DM Python Style Guide

This is the version 6.0 of the DM Python Coding Standard. The Introduction to DM’s Code Style Guides provides the overarching Coding Standards policy applicable to all DM code.

Note

Changes to this document must be approved by the System Architect (RFC-24). To request changes to these standards, please file an RFC.

Contents

1. PEP 8 is the Baseline Coding Style

Data Management’s Python coding style is based the PEP 8 Style Guide for Python Code with modifications specified in this document.

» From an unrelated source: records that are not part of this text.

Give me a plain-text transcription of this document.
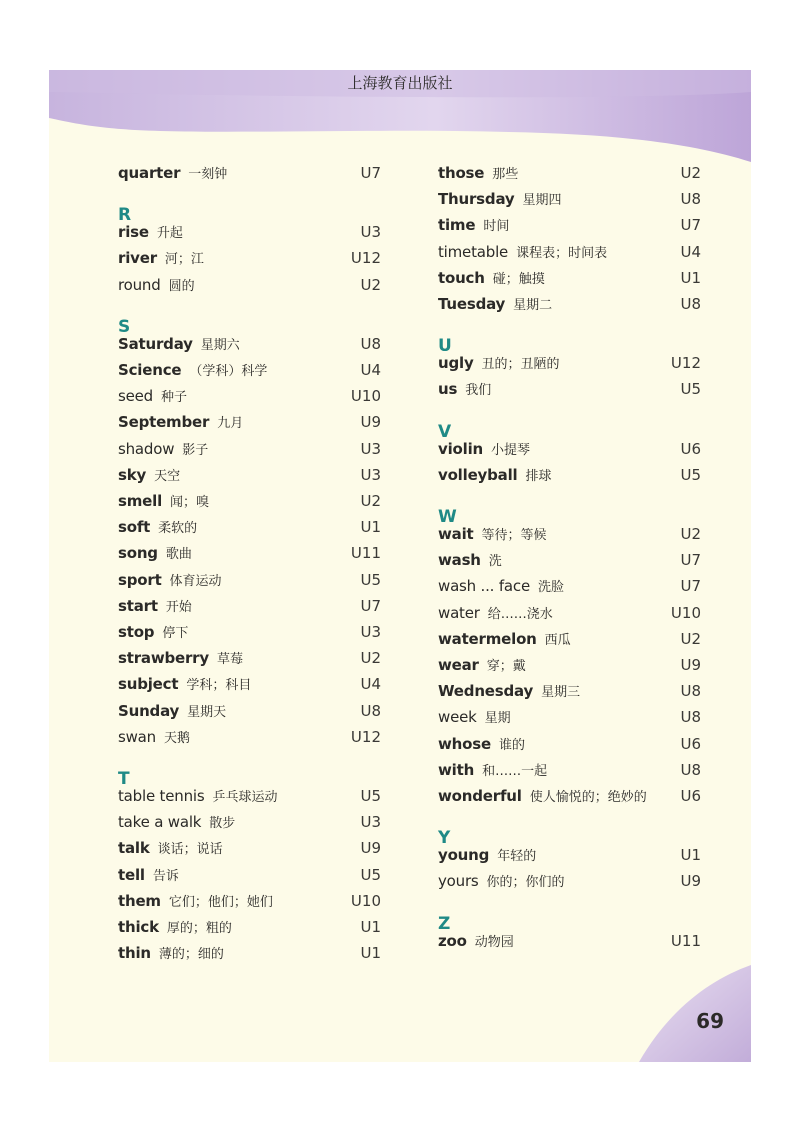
上海教育出版社
quarter 一刻钟	U7
R
rise 升起	U3
river 河；江	U12
round 圆的	U2
S
Saturday 星期六	U8
Science （学科）科学	U4
seed 种子	U10
September 九月	U9
shadow 影子	U3
sky 天空	U3
smell 闻；嗅	U2
soft 柔软的	U1
song 歌曲	U11
sport 体育运动	U5
start 开始	U7
stop 停下	U3
strawberry 草莓	U2
subject 学科；科目	U4
Sunday 星期天	U8
swan 天鹅	U12
T
table tennis 乒乓球运动	U5
take a walk 散步	U3
talk 谈话；说话	U9
tell 告诉	U5
them 它们；他们；她们	U10
thick 厚的；粗的	U1
thin 薄的；细的	U1
those 那些	U2
Thursday 星期四	U8
time 时间	U7
timetable 课程表；时间表	U4
touch 碰；触摸	U1
Tuesday 星期二	U8
U
ugly 丑的；丑陋的	U12
us 我们	U5
V
violin 小提琴	U6
volleyball 排球	U5
W
wait 等待；等候	U2
wash 洗	U7
wash ... face 洗脸	U7
water 给……浇水	U10
watermelon 西瓜	U2
wear 穿；戴	U9
Wednesday 星期三	U8
week 星期	U8
whose 谁的	U6
with 和……一起	U8
wonderful 使人愉悦的；绝妙的 U6
Y
young 年轻的	U1
yours 你的；你们的	U9
Z
zoo 动物园	U11
69
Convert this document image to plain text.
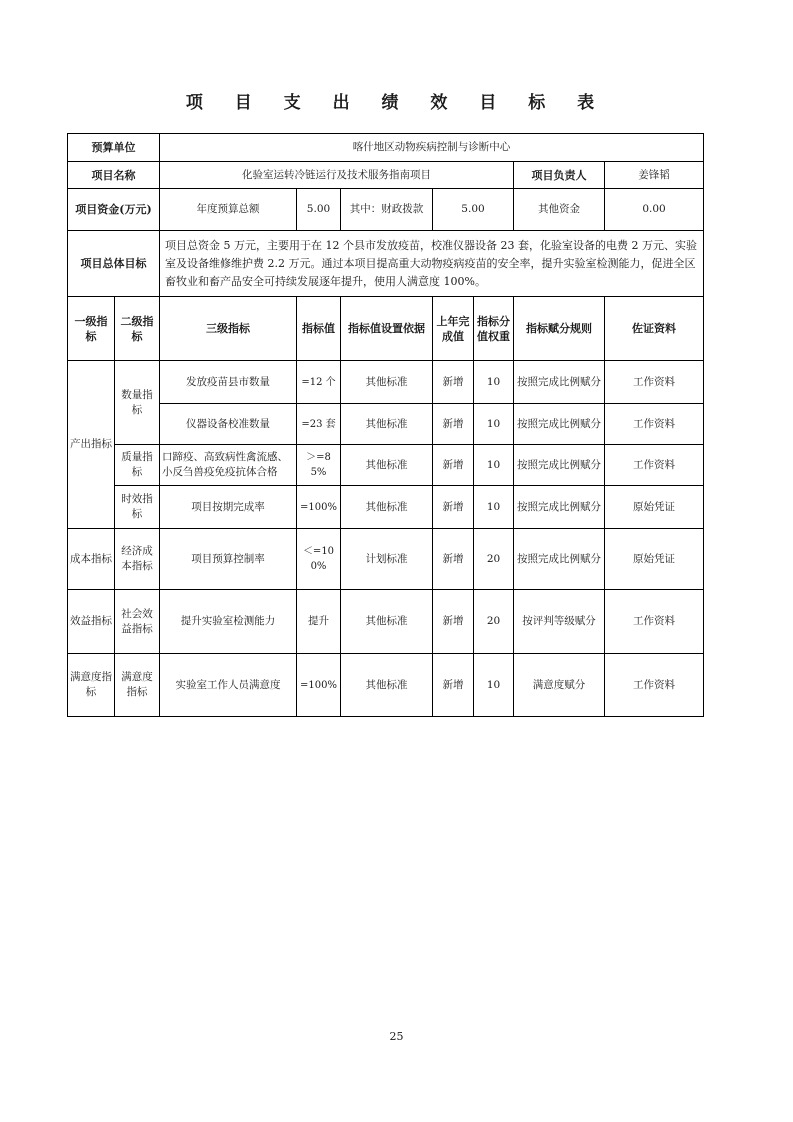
项 目 支 出 绩 效 目 标 表
预算单位		喀什地区动物疾病控制与诊断中心						
项目名称		化验室运转冷链运行及技术服务指南项目					项目负责人	姜锋韬
项目资金(万元)		年度预算总额	5.00	其中：财政拨款	5.00		其他资金	0.00
项目总体目标		项目总资金 5 万元，主要用于在 12 个县市发放疫苗，校准仪器设备 23 套，化验室设备的电费 2 万元、实验室及设备维修维护费 2.2 万元。通过本项目提高重大动物疫病疫苗的安全率，提升实验室检测能力，促进全区畜牧业和畜产品安全可持续发展逐年提升，使用人满意度 100%。						
一级指标	二级指标	三级指标	指标值	指标值设置依据	上年完成值	指标分值权重	指标赋分规则	佐证资料
产出指标	数量指标	发放疫苗县市数量	=12 个	其他标准	新增	10	按照完成比例赋分	工作资料
		仪器设备校准数量	=23 套	其他标准	新增	10	按照完成比例赋分	工作资料
	质量指标	口蹄疫、高致病性禽流感、小反刍兽疫免疫抗体合格	＞=85%	其他标准	新增	10	按照完成比例赋分	工作资料
	时效指标	项目按期完成率	=100%	其他标准	新增	10	按照完成比例赋分	原始凭证
成本指标	经济成本指标	项目预算控制率	＜=100%	计划标准	新增	20	按照完成比例赋分	原始凭证
效益指标	社会效益指标	提升实验室检测能力	提升	其他标准	新增	20	按评判等级赋分	工作资料
满意度指标	满意度指标	实验室工作人员满意度	=100%	其他标准	新增	10	满意度赋分	工作资料
25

PEP 8 is used throughout the Python community and should feel familiar to Python developers. DM’s deviations from PEP 8 are primarily motivated by consistency with the DM C++ Style Guide. Additional guidelines are included in this document to address specific requirements of the Data Management System.

Exceptions to PEP 8

The following table summarizes all PEP 8 guidelines are not followed by the DM Python Style Guide. These exceptions are phrased as error codes that may be ignored by the flake8 linter (see Code MAY be validated with flake8).

E133
Closing bracket is missing indentation. This pycodestyle error (via flake8) is not part of PEP 8.
E226
Missing whitespace around arithmetic operator. See Binary operators SHOULD be surrounded by a single space except for [*, /, **, //, %].
E228
Missing whitespace around bitwise or shift operator. See Binary operators SHOULD be surrounded by a single space except for [*, /, **, //, %].
E251
Unexpected spaces around keyword / parameter equals. See Keyword assignment operators SHOULD be surrounded by a space when statements appear on multiple lines.
N802
Function name should be lowercase. See 6. Naming Conventions.
N803
Argument name should be lowercase. See 6. Naming Conventions.
Maximum line length
See Line Length MUST be less than or equal to 110 columns.

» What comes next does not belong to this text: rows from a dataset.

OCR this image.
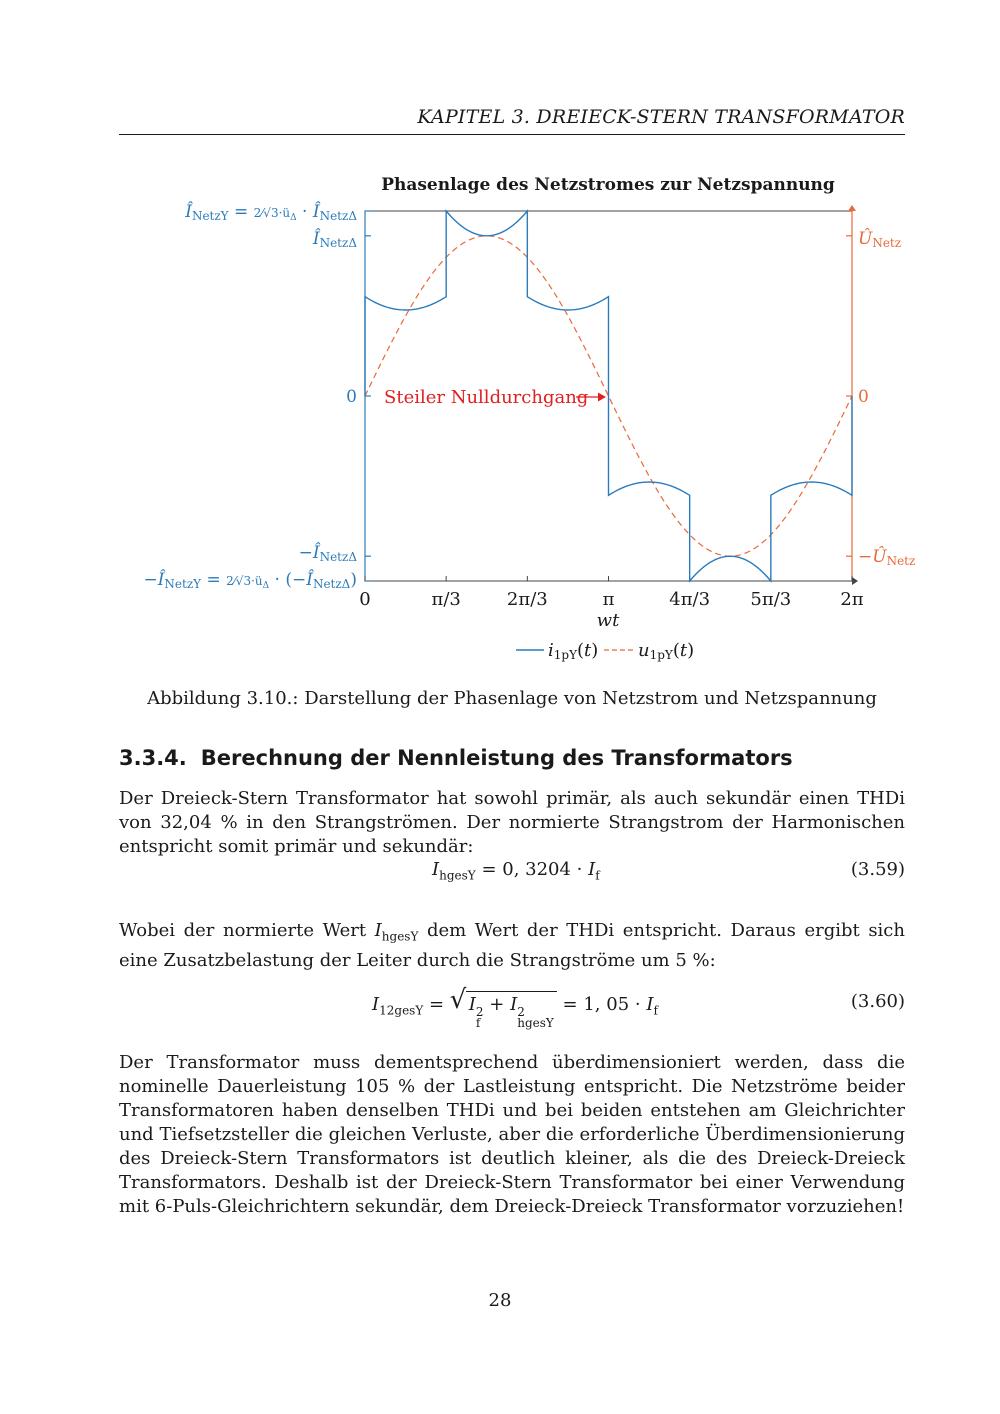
KAPITEL 3. DREIECK-STERN TRANSFORMATOR
Phasenlage des Netzstromes zur Netzspannung
0	π/3	2π/3	π	4π/3 5π/3	2π
ÎNetzY = 2⁄√3·üΔ · ÎNetzΔ
ÎNetzΔ
0
−ÎNetzΔ
−ÎNetzY = 2⁄√3·üΔ · (−ÎNetzΔ)
ÛNetz
0
−ÛNetz
wt
Steiler Nulldurchgang
i1pY(t) u1pY(t)
Abbildung 3.10.: Darstellung der Phasenlage von Netzstrom und Netzspannung
3.3.4. Berechnung der Nennleistung des Transformators

Der Dreieck-Stern Transformator hat sowohl primär, als auch sekundär einen THDi von 32,04 % in den Strangströmen. Der normierte Strangstrom der Harmonischen entspricht somit primär und sekundär:

$I_{hgesY} = 0$, $3204 \cdot I_f$	(3.59)

Wobei der normierte Wert $I_{hgesY}$ dem Wert der THDi entspricht. Daraus ergibt sich eine Zusatzbelastung der Leiter durch die Strangströme um 5 %:

$I_{12gesY}$ = √ I 2
f
+ I 2
hgesY
= 1, $05 \cdot I_f$	(3.60)

Der Transformator muss dementsprechend überdimensioniert werden, dass die nominelle Dauerleistung 105 % der Lastleistung entspricht. Die Netzströme beider Transformatoren haben denselben THDi und bei beiden entstehen am Gleichrichter und Tiefsetzsteller die gleichen Verluste, aber die erforderliche Überdimensionierung des Dreieck-Stern Transformators ist deutlich kleiner, als die des Dreieck-Dreieck Transformators. Deshalb ist der Dreieck-Stern Transformator bei einer Verwendung mit 6-Puls-Gleichrichtern sekundär, dem Dreieck-Dreieck Transformator vorzuziehen!

28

Code MAY be validated with flake8

The flake8 tool may be used to validate Python source code against the portion of PEP 8 adopted by Data Management. In addition, flake8 statically checks Python for code errors. The separate pep8-naming plugin validates names according to the DM Python coding style.

Note

Flake8 only validates code against PEP 8 specifications. This style guide includes additional guidelines are not automatically linted.

Flake8 installation

Linters are installable with pip:

pip install flake8
pip install pep8-naming

Flake8 command line invocation

flake8 --ignore=E133,E226,E228,N802,N803 --max-line-length=110 .

This command lints all Python files in the current directory. Alternatively, individual files can be specified in place of ..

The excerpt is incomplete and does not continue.